Miss Meredith was silent for a time.
“I can not see how to answer you,” she said at length. “But you do not disturb my hope of seeing my father again. We have a sure word of prophecy.”
Faber suppressed the smile of courteous contempt that was ready to break forth, and she went on:
“It would ill become me to doubt to-day, as you will grant when I tell you a wonderful fact. This morning I had not money enough to buy myself the pair of strong shoes you told me I must wear. I had nothing left but a few trinkets of my mother’s—one of them a ring I thought worth about ten pounds. I gave it to my landlady to sell for me, hoping she would get five for it. She brought me fifty, and I am rich!”
Her last words trembled with triumph. He had himself been building her up in her foolish faith! But he took consolation in thinking how easily with a word he could any moment destroy that buttress of her phantom house. It was he, the unbeliever, and no God in or out of her Bible, that had helped her! It did not occur to him that she might after all see in him only a reed blown of a divine wind.
“I am glad to hear of your good fortune,” he answered. “I can not say I see how it bears on the argument. You had in your possession more than you knew.”
“Does the length of its roots alter the kind of the plant?” she asked. “Do we not know in all nature and history that God likes to see things grow? That must be the best way. It may be the only right way. If that ring was given to my mother against the time when the last child of her race should find herself otherwise helpless, would the fact that the provision was made so early turn the result into a mere chance meeting of necessity and subsidy? Am I bound to call every good thing I receive a chance, except an angel come down visibly out of the blue sky and give it to me?

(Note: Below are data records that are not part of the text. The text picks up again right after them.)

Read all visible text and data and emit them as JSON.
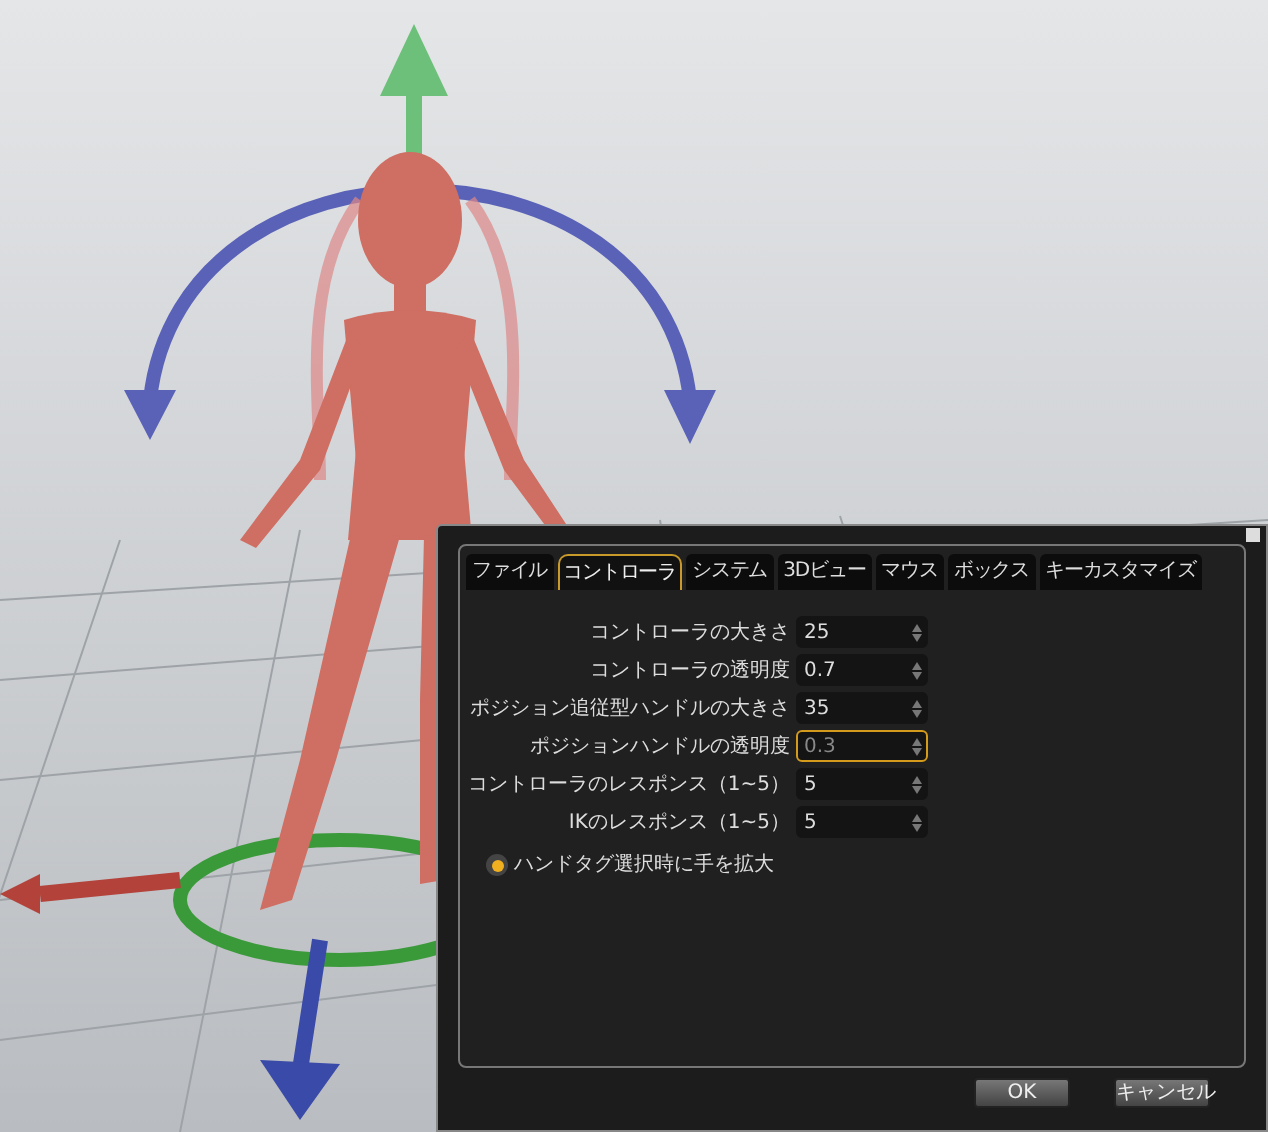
{
  "dialog": {
    "tabs": [
      {
        "label": "ファイル",
        "selected": false
      },
      {
        "label": "コントローラ",
        "selected": true
      },
      {
        "label": "システム",
        "selected": false
      },
      {
        "label": "3Dビュー",
        "selected": false
      },
      {
        "label": "マウス",
        "selected": false
      },
      {
        "label": "ボックス",
        "selected": false
      },
      {
        "label": "キーカスタマイズ",
        "selected": false
      }
    ],
    "settings": [
      {
        "label": "コントローラの大きさ",
        "value": "25",
        "focused": false
      },
      {
        "label": "コントローラの透明度",
        "value": "0.7",
        "focused": false
      },
      {
        "label": "ポジション追従型ハンドルの大きさ",
        "value": "35",
        "focused": false
      },
      {
        "label": "ポジションハンドルの透明度",
        "value": "0.3",
        "focused": true
      },
      {
        "label": "コントローラのレスポンス（1~5）",
        "value": "5",
        "focused": false
      },
      {
        "label": "IKのレスポンス（1~5）",
        "value": "5",
        "focused": false
      }
    ],
    "option": {
      "label": "ハンドタグ選択時に手を拡大",
      "checked": true
    },
    "buttons": [
      "OK",
      "キャンセル"
    ]
  }
}
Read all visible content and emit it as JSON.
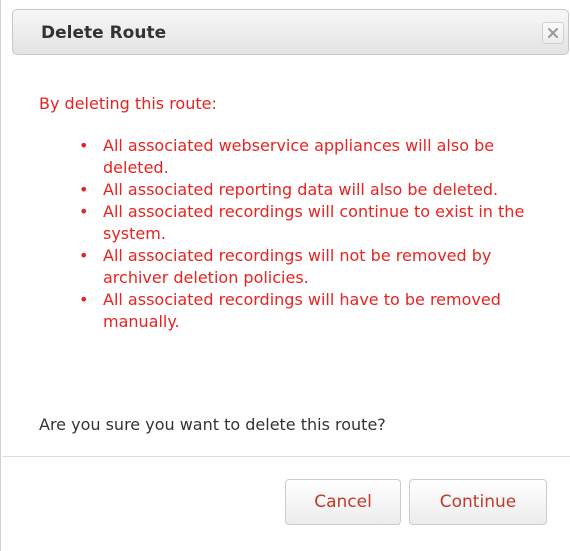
{
  "dialog": {
    "title": "Delete Route",
    "close_icon": "close-icon",
    "intro": "By deleting this route:",
    "bullets": [
      "All associated webservice appliances will also be deleted.",
      "All associated reporting data will also be deleted.",
      "All associated recordings will continue to exist in the system.",
      "All associated recordings will not be removed by archiver deletion policies.",
      "All associated recordings will have to be removed manually."
    ],
    "question": "Are you sure you want to delete this route?",
    "cancel_label": "Cancel",
    "continue_label": "Continue"
  },
  "colors": {
    "warning_text": "#e8231f",
    "body_text": "#333333",
    "button_text": "#c0392b"
  }
}
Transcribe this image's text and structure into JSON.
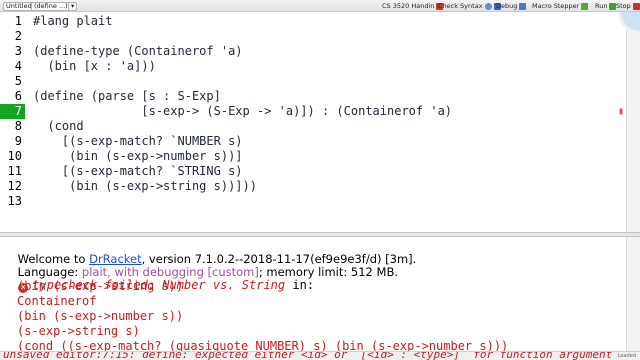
{
  "toolbar": {
    "file_dropdown": "Untitled 2 ▾",
    "define_dropdown": "(define ...) ▾",
    "arrow_dropdown": "▾",
    "handin_label": "CS 3520 Handin",
    "check_syntax_label": "Check Syntax",
    "debug_label": "Debug",
    "macro_stepper_label": "Macro Stepper",
    "run_label": "Run",
    "stop_label": "Stop"
  },
  "editor": {
    "active_line": 7,
    "lines": [
      {
        "num": "1",
        "text": "#lang plait"
      },
      {
        "num": "2",
        "text": ""
      },
      {
        "num": "3",
        "text": "(define-type (Containerof 'a)"
      },
      {
        "num": "4",
        "text": "  (bin [x : 'a]))"
      },
      {
        "num": "5",
        "text": ""
      },
      {
        "num": "6",
        "text": "(define (parse [s : S-Exp]"
      },
      {
        "num": "7",
        "text": "               [s-exp-> (S-Exp -> 'a)]) : (Containerof 'a)"
      },
      {
        "num": "8",
        "text": "  (cond"
      },
      {
        "num": "9",
        "text": "    [(s-exp-match? `NUMBER s)"
      },
      {
        "num": "10",
        "text": "     (bin (s-exp->number s))]"
      },
      {
        "num": "11",
        "text": "    [(s-exp-match? `STRING s)"
      },
      {
        "num": "12",
        "text": "     (bin (s-exp->string s))]))"
      },
      {
        "num": "13",
        "text": ""
      }
    ]
  },
  "interactions": {
    "welcome_prefix": "Welcome to ",
    "welcome_link": "DrRacket",
    "welcome_suffix": ", version 7.1.0.2--2018-11-17(ef9e9e3f/d) [3m].",
    "language_prefix": "Language: ",
    "language_value": "plait, with debugging [custom]",
    "language_suffix": "; memory limit: 512 MB.",
    "error_message": "typecheck failed: Number vs. String",
    "error_in": " in:",
    "error_lines": [
      "(bin (s-exp->string s))",
      "Containerof",
      "(bin (s-exp->number s))",
      "(s-exp->string s)",
      "(cond ((s-exp-match? (quasiquote NUMBER) s) (bin (s-exp->number s)))"
    ]
  },
  "status": {
    "message": "unsaved editor:7:15: define: expected either <id> or `[<id> : <type>]` for function argument",
    "right_text": "Loaded"
  },
  "colors": {
    "active_line_bg": "#13a51c",
    "error_red": "#c11f1f",
    "link_blue": "#1a4fd6",
    "language_purple": "#a04fb2"
  }
}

That would be to believe in a God who could not work His will by His own laws. Here I am, free and hopeful—all I needed. Every thing was dark and troubled yesterday; the sun is up to-day.”
“There is a tide in the affairs of men, which taken at the flood leads on to fortune,” said the doctor.
“I begin to fear you mean what you say, Mr. Faber. I hoped it was only for argument’s sake,” returned Miss Meredith.